There is a small risk of infection. Since an incision, albeit microscopic, is made on the eye, it is conceivable that harmful bacteria could potential cause an infection. Bad infections can have serious repercussions including vision loss. Such infections are rare due to the fact that antibiotics are applied immediately after the operation to help reduce the chances of an infection.

Ectasia

Ectasia can cause the cornea to warp and become out of shape, resulting in loss of vision. In some cases, a corneal transplant may be necessary in order to remedy this problem. It usually only seen in patients that have abnormal or irregular corneal shapes, or corneal dystrophies. Eye surgeons will inspect their patient's corneas carefully to ascertain any sort of pre-existing condition of corneal irregularity when it comes to shape and size. The overall risk of ectasia is low.

What to Expect After Epi-LASIK

Epi-LASIK recovery is, for the most part, slower than recover times for other vision correction surgeries. In LASEK, it is not uncommon for the flap perimeter to heal in approximately one day. Even so, patients are usually ordered by their doctor to wear a bandage contact lens for approximately four days to protect the eye.

Vision after the surgery definitely will not be improved instantly. Some report noticeable improvement in as little as three days, for others it will undoubtedly take more time, in some cases it can be six months before the desired results are achieved. Recuperation periods tend to be appreciably lengthier when compared to LASIK, which usually enables people to experience better vision anywhere from the same day up to a week or two later and even to drive a car by the day after surgery.

As with any laser eye surgery, after Epi-LASIK healing requires following the surgeon's instructions precisely, given that the overall effectiveness of the procedure as measured by the improvement in vision is directly affected by the way in which the cornea heals.
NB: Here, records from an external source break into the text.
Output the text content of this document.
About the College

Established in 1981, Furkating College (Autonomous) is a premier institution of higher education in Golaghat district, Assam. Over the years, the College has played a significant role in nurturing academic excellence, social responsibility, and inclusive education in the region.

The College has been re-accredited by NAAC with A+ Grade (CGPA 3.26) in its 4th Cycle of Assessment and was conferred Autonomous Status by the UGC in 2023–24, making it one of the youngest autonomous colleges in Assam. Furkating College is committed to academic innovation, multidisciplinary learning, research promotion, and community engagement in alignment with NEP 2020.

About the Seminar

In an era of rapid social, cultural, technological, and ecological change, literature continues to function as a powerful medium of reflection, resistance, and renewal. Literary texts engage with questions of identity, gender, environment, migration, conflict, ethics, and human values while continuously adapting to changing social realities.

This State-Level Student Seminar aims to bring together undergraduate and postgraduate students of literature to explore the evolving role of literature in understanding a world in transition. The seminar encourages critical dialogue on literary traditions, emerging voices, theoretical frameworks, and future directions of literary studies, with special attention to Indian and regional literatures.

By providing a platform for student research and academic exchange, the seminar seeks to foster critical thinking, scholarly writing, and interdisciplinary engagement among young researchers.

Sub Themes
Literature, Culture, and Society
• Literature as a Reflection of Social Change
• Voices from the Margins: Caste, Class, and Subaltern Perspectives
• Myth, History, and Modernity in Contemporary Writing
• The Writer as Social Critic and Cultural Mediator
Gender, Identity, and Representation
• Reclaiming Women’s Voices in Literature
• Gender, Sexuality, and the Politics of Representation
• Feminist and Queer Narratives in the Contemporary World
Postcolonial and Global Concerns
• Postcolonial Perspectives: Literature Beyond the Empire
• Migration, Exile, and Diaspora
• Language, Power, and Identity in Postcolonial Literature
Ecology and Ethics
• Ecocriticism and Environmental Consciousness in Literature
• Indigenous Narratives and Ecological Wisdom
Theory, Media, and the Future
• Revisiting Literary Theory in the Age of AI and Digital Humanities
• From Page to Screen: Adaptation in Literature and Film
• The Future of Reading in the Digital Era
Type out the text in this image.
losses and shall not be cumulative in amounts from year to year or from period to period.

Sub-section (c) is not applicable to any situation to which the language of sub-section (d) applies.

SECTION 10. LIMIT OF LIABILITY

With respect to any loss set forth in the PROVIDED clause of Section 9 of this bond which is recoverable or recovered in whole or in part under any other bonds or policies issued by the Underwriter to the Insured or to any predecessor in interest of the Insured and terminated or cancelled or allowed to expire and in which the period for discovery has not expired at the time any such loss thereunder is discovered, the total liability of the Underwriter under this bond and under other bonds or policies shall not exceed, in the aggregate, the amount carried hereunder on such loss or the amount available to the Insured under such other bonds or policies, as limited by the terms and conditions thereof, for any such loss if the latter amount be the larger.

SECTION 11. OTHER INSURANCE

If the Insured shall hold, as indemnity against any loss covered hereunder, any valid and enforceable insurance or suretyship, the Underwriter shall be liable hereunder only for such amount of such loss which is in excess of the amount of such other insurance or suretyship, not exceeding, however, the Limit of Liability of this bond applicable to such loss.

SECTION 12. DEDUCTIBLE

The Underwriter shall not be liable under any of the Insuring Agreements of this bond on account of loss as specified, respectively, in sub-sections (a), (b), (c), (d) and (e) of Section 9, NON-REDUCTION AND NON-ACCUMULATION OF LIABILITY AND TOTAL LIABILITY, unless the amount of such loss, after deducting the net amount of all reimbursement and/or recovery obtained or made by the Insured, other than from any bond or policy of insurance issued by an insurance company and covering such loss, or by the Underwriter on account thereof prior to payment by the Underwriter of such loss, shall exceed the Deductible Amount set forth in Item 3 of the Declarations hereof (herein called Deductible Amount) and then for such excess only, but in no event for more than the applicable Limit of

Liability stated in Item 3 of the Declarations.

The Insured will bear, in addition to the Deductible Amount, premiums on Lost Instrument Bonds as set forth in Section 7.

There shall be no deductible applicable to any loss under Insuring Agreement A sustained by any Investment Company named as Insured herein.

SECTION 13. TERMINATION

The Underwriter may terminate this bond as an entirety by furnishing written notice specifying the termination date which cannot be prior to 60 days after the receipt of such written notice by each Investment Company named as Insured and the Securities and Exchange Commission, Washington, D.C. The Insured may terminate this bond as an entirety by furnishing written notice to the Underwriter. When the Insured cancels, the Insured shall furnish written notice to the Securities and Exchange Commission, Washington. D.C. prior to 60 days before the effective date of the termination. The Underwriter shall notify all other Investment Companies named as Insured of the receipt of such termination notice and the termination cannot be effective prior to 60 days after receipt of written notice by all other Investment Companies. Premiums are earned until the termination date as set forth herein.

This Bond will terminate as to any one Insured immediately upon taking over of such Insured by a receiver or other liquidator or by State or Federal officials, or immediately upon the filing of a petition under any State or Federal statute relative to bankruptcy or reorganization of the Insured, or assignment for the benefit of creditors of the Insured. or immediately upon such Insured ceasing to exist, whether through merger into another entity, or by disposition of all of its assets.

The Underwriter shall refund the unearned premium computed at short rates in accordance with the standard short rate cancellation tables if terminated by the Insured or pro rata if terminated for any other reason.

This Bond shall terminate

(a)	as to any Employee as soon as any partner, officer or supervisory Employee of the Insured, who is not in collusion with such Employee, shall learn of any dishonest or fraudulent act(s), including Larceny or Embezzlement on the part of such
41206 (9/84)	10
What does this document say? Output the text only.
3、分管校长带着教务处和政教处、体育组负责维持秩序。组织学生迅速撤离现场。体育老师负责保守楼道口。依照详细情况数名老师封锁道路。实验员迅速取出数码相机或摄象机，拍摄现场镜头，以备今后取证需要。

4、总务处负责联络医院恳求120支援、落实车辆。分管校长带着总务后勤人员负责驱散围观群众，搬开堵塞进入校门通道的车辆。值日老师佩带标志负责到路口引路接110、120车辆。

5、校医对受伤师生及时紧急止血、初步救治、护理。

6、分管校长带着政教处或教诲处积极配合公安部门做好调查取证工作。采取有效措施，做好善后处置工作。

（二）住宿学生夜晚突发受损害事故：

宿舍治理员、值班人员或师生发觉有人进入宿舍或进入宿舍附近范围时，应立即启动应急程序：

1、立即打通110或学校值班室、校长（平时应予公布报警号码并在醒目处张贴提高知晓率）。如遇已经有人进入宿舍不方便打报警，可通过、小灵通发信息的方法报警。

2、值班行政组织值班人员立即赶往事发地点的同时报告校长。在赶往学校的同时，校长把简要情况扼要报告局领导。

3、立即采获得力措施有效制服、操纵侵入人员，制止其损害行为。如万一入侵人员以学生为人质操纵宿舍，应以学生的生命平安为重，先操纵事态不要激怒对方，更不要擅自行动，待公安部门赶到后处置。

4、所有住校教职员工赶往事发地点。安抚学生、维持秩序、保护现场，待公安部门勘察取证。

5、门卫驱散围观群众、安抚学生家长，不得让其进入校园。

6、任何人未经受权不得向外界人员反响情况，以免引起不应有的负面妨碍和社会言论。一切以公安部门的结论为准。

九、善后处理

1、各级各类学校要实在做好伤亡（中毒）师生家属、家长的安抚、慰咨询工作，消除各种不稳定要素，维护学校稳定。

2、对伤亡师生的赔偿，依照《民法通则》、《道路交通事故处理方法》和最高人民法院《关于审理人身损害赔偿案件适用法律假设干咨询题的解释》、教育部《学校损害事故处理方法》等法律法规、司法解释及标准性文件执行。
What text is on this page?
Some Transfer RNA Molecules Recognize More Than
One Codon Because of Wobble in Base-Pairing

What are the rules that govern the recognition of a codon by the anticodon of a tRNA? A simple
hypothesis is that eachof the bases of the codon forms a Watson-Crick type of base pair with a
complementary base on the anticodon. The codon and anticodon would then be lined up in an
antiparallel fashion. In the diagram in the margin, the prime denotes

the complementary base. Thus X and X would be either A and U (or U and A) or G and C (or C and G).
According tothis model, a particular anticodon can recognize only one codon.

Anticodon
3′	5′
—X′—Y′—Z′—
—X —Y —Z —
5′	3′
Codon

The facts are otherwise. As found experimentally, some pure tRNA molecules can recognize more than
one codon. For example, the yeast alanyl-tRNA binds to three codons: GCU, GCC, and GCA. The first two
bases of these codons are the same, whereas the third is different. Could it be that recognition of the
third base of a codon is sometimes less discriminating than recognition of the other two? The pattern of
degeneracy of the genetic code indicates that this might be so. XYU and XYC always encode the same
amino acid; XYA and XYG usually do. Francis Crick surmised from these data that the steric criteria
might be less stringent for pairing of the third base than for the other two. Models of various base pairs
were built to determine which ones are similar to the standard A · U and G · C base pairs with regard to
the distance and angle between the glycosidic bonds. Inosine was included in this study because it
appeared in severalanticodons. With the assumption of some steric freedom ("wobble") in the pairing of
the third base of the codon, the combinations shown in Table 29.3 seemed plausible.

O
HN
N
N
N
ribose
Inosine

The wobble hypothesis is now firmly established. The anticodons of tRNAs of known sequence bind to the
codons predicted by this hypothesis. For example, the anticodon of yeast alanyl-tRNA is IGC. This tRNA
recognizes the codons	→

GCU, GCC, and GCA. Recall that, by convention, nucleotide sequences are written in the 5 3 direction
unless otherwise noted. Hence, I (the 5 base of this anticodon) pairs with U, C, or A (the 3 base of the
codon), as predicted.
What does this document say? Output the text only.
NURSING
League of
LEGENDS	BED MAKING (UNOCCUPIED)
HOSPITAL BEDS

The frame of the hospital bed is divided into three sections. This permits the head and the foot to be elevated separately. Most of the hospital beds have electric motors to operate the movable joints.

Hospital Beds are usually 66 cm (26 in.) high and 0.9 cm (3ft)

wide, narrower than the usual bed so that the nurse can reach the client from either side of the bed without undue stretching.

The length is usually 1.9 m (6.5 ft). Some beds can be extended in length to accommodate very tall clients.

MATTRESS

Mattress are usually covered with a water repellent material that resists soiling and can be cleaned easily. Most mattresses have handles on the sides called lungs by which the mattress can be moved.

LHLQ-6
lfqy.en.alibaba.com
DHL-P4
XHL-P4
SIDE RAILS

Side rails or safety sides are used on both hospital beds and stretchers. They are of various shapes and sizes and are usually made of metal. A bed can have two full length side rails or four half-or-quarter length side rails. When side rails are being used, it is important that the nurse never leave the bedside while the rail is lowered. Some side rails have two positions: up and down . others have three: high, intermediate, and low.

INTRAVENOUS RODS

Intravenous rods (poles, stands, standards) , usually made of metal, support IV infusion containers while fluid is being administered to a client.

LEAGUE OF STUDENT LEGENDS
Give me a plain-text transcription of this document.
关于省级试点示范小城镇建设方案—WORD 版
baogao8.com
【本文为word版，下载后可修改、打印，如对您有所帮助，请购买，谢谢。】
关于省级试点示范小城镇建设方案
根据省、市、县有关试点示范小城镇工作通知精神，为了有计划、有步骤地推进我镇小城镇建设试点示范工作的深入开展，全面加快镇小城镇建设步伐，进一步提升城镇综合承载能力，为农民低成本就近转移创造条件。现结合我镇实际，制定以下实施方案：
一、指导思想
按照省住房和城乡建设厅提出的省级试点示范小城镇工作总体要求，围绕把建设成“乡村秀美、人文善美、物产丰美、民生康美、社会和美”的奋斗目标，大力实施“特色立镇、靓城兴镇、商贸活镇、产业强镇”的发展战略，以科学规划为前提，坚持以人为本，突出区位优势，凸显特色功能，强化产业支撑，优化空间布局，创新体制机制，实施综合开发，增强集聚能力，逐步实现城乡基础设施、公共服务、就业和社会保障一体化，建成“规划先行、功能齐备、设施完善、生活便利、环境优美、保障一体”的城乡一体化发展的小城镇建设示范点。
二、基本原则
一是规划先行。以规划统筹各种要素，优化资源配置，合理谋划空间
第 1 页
Proper and consistent application of the eye drops or additional prescriptions is a key factor.

Who is Eligible for Epi-LASIK

When a doctor recommends Epi-LASIK as the right approach for a particular patient, find out why. As stated above, it will usually be due to the person's thin or too-steep cornea. It is particularly important to ensure that your doctor is experienced with this type of procedure because this is probably the most significant factor that determines the successful outcome of the surgery.

With Epi-LASIK, patients will face a little discomfort which can be alleviated by taking over-the-counter painkillers or anti inflammatories. The discomfort after Epi-LASIK is reportedly less than that experienced after PRK or LASEK.